Adding all these listed-business-values – in Sabvest share terms – the resultant value of Sabvest shares is R47, or just over 34% more than the current Sabvest share price. In short; if the real intrinsic value is half the claimed value, and the value of the listed portion of the portfolio is reasonable, then the Sabvest portfolio is worth R47 a share – 34% more than the Sabvest share price. But, crucially, this is the value of the Sabvest portfolio, not Sabvest shares, for it costs money to manage the portfolio – salaries, transaction fees, etc. To account for this, one needs to subtract these from the R47 portfolio value. I estimate these costs to be around R12 a share, which means that the intrinsic value of the Sabvest share – on my calculations – is R35, its current market price.

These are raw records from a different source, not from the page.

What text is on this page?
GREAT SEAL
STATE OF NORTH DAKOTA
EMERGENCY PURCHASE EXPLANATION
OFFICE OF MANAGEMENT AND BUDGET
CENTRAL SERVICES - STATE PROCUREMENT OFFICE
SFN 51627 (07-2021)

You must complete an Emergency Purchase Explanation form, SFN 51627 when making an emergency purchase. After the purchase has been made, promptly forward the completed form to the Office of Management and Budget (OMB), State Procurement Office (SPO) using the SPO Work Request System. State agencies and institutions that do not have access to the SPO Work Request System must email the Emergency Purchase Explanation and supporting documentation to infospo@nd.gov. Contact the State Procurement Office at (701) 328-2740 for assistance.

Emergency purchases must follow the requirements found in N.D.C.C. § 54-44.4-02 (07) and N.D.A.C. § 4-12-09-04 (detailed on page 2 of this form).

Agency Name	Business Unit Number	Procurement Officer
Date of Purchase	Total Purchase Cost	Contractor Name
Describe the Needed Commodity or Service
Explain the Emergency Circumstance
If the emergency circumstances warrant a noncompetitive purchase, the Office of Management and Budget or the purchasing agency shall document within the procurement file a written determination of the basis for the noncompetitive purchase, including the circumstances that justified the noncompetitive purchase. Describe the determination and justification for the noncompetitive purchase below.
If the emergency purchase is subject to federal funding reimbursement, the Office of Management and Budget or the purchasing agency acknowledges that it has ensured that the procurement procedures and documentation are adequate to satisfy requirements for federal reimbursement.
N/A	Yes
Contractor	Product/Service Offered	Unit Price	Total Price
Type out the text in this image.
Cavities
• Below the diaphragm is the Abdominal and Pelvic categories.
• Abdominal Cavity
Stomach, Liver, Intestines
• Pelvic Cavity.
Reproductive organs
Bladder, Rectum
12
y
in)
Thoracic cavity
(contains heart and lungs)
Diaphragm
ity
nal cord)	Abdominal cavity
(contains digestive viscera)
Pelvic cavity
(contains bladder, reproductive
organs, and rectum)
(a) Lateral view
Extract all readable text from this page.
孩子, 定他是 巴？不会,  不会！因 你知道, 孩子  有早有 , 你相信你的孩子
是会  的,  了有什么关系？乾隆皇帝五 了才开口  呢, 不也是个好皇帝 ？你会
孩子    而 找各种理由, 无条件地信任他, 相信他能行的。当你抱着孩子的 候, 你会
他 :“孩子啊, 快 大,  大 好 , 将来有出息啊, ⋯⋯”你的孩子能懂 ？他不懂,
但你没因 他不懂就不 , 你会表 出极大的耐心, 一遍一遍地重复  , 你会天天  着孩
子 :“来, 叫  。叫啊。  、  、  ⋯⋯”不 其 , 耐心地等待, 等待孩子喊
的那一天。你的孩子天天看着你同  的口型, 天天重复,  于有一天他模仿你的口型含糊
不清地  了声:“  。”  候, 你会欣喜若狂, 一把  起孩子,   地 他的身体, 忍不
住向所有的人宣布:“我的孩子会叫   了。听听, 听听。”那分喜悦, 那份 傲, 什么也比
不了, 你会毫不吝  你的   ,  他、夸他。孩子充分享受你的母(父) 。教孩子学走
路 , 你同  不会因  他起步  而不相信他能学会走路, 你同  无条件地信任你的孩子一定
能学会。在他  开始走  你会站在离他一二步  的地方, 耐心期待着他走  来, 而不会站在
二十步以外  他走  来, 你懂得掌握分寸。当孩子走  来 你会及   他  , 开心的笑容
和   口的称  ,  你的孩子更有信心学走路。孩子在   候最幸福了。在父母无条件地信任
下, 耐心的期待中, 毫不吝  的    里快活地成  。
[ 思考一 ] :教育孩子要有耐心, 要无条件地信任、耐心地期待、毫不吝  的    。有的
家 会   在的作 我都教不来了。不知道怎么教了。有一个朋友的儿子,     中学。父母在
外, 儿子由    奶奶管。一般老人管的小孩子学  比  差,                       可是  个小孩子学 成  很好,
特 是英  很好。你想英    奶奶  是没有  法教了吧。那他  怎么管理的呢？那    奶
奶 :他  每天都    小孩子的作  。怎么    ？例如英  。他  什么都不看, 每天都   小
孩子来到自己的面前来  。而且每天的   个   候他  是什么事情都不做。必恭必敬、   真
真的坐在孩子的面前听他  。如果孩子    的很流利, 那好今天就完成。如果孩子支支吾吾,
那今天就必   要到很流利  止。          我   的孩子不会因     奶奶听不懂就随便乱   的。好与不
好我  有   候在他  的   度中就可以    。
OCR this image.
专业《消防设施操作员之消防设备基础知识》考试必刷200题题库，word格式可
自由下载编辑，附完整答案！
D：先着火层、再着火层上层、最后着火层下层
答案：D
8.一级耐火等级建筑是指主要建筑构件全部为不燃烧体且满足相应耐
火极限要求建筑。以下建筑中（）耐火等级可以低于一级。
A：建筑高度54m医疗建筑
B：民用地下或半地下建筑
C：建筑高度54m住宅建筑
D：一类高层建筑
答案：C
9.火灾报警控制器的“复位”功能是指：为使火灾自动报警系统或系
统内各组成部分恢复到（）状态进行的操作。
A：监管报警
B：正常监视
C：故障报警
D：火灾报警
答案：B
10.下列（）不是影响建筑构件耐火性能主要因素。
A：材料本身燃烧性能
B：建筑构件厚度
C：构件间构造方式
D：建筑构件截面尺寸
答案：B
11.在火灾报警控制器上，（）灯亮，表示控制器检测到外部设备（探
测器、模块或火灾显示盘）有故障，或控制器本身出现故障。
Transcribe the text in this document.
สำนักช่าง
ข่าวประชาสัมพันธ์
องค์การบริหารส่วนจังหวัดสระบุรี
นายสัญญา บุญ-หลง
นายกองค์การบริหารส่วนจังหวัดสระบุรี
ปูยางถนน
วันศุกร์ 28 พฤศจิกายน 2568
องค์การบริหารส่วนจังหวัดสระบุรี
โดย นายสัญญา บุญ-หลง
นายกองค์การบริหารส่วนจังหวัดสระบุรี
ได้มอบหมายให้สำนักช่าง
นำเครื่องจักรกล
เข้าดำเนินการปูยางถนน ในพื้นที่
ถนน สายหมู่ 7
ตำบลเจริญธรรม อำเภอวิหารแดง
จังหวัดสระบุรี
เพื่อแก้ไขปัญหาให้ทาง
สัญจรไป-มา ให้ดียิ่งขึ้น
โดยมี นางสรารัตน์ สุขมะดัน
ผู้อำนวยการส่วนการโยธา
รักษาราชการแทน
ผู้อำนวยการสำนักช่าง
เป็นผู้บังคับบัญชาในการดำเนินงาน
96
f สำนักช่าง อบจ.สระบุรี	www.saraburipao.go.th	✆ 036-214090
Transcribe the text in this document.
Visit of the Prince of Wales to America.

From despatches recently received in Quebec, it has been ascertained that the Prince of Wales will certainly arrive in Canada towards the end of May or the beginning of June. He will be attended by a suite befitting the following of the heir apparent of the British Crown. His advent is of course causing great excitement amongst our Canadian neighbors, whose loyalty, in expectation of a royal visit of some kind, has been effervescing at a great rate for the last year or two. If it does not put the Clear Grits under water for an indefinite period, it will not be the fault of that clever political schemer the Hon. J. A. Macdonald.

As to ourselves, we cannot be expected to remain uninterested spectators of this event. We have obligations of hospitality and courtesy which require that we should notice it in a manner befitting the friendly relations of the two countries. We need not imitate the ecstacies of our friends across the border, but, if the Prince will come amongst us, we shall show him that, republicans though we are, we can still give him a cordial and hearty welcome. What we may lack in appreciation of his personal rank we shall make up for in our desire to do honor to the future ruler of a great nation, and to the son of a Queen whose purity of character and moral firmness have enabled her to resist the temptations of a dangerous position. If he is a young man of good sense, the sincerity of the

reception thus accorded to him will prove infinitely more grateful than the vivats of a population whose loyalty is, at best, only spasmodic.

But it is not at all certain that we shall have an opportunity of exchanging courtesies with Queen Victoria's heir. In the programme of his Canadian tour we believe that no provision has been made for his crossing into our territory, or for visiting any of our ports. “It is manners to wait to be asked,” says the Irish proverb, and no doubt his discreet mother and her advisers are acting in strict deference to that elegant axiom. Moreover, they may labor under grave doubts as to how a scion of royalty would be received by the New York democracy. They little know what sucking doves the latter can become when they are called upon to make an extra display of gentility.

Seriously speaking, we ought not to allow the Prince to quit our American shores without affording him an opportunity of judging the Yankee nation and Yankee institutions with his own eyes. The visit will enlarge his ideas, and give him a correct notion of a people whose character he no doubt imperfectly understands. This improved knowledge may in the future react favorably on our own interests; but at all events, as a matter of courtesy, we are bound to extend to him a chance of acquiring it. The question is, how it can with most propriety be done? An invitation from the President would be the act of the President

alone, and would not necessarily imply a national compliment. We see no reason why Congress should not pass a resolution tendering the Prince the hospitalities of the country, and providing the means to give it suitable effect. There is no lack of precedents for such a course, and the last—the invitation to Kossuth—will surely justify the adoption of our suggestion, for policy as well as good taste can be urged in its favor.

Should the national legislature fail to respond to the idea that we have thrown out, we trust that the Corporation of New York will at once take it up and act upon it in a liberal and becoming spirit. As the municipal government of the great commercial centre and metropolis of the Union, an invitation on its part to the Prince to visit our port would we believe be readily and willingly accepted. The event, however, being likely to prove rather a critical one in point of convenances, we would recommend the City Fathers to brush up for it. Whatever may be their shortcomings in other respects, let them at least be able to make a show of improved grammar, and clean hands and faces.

The assumptions I’ve made in arriving at R35 a share have arguably been very conservative, but that’s just me; I want whatever I invest in to be a “sitter”. If you think the unlisted portfolio should really be valued at 75% of its claimed fair value, then the intrinsic value of Sabvest shares is R52.50 a share, which would be a sweet deal.
- The recommendations in these ‘Buy, Hold, or Sell’ articles should not be construed as financial advice, but as the opinion of the author in his capacity as investment analyst for Biznews.com. Always do your own research before making investment decisions. The author is Charl Botha CFA.